Курц осторожно покосился на Хасу. Как же можно было сразу не распознать, что этот человек просто сумасшедший. Вот вам и невежество ларинголога. «Типичная форма черепа», – подумал Курц и сделал еле заметный жест, адресованный Сэму, которого он принимал за надзирателя Джона. Но надзиратель, казалось, не понял его.
Вдруг Джон поднялся. Марион вся съежилась. Однако ничего не произошло. Джон с поклоном пригласил Азиадэ на танец. Она последовала за ним.
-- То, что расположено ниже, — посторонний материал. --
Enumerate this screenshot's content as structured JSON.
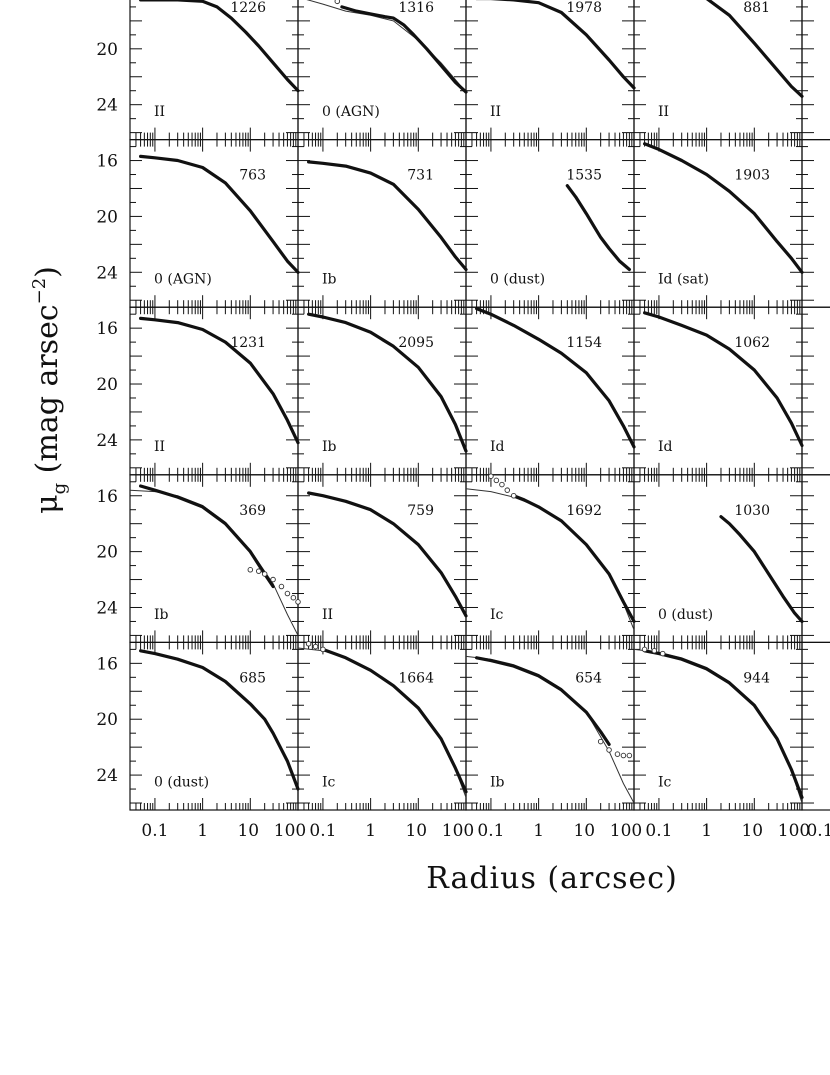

У нее, очевидно, вообще не было никакого чутья, если она пошла танцевать с сумасшедшим. Как только эти двое затерялись в пестрой танцующей публике, Курц откашлялся и наклонился к Сэму:
– Ему уже лучше?
Сэм раздраженно посмотрел на него:
– Гораздо лучше, а скоро все будет просто замечательно.
Это прозвучало как-то загадочно. Марион посмотрела на обоих врачей, ища их поддержки.
– Он буйнопомешанный, – прошептала она Хасе, – я его знаю. Он однажды набросился на меня. Как ты позволяешь Азиадэ с ним танцевать?
Хаса ошеломленно посмотрел на нее:
– Буйнопомешанный?!
– Нет-нет, что вы! – оживился Сэм Дут. – Его просто нельзя нервировать, а так он вполне нормальный, просто немного нервный.
Хаса поднялся.
– Я сейчас вернусь, – озадаченно сказал он.
Он прошел через зал. Джон Ролланд с серьезным, неподвижным лицом легко кружился по широкому паркетному полу, обняв Азиадэ за талию. Глаза ее были слегка прикрыты.
– Мой дом уже готов?
– Почти. Недостает лишь последнего камня.
– Кто будет жить в нем?
– Мы с вами.
– А родина?
– Она всегда будет с нами.
Азиадэ посмотрела на принца. С тех пор как она его узнала, на его лице впервые появилась улыбка.
За столом раздался беспокойный шепот.
– Как вы могли решиться прийти на бал с ненормальным? – прошипел Курц.